F2 Gallery's Fabien Fryns tells Mikala Reasbeck about his home, which functions as a private residence, office and public gallery.

My search for an art space began in 2004. I looked at 798 Art District, but didn’t really like the feel of it, so I turned to Caochangdi.

Some may feel that Caochangdi lacks the edge, spontaneity and coolness that 798 proffers, but I feel that the work here is both more innovative and of a higher standard. For these reasons—and despite the fact that the area was under the threat of demolition—I settled upon Caochangdi as the place for F2 Gallery.

It took only three months to complete the renovations—quite astounding. Under the impression that the renovations would only entail knocking down a few walls and a new coat of paint, I left the country to see to business elsewhere. You can imagine my shock when my wife sent me a photo of the structure with no roof to speak of.

Our office is nestled between the gallery space and our living quarters. I live and breathe art, so I feel no real need to separate my home and work lives. The only time this layout really presents a problem is when people pay more attention to, or are more interested in, my personal collection. That’s the problem with being a collector and a gallerist: everyone who enters thinks that every piece is for sale. Only the most intimate visitors are able to see all three sections of the space. This is because entry to the house can only be gained via the office, and the office can only be reached by walking through the gallery.

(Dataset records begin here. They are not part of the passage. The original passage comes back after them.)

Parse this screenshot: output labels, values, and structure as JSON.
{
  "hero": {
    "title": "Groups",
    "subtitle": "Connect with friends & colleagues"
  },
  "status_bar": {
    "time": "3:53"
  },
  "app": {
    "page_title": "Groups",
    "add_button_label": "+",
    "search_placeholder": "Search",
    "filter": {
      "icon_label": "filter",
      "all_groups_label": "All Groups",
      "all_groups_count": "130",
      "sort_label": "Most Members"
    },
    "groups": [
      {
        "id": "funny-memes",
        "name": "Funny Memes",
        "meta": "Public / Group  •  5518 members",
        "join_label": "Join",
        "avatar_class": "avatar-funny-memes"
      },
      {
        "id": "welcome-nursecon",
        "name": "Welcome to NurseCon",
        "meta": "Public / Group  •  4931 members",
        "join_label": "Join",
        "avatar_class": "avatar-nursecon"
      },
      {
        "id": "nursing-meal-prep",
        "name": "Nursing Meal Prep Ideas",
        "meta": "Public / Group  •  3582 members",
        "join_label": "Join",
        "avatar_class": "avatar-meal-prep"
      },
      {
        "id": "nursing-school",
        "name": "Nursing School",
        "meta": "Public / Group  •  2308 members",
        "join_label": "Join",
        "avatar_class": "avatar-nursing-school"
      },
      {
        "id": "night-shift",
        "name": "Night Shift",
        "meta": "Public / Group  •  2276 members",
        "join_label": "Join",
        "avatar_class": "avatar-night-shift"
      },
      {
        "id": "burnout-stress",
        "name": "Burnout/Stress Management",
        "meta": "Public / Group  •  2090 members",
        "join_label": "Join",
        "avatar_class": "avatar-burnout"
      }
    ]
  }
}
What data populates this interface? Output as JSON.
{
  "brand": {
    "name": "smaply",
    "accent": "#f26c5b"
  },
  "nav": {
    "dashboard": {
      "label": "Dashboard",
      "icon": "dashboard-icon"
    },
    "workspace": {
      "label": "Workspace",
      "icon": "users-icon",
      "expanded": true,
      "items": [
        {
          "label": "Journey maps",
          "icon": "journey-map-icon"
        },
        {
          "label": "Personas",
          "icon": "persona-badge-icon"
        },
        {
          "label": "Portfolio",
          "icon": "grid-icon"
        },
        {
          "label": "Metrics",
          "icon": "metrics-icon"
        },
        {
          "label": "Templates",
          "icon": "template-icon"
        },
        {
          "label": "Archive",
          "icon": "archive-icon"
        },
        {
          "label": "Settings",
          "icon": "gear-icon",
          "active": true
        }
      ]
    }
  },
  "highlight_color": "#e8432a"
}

Our small team of workers shares the intimate 100 square meter space that is our office. My wife Lucy and I sit at a large desk beneath Shi Guorai’s wall-consuming camera obscura project featuring the National Stadium.

Every artist that F2 shows is represented in our personal home and office collections. These are teeming with photographs, sculptures and paintings, almost all by Chinese contemporary artists. Our office floors are dotted with Feng Shu’s large porcelain insects and anarchids from his “Post Period Insects” exhibition. Resting on a wall, just next to Chen Ke’s Children on a Slide mixed media creation, is a Lawrence Schiller print of Marilyn Monroe slipping on a robe.

Filling our office space is much easier. In some ways the 250 square meter space acts as a handicap. I really only need a 50 to 75 square meter space and four to five good pieces. Luckily, most people are past being impressed with big spaces. Now, they’re impressed by what’s on the walls—as they should be.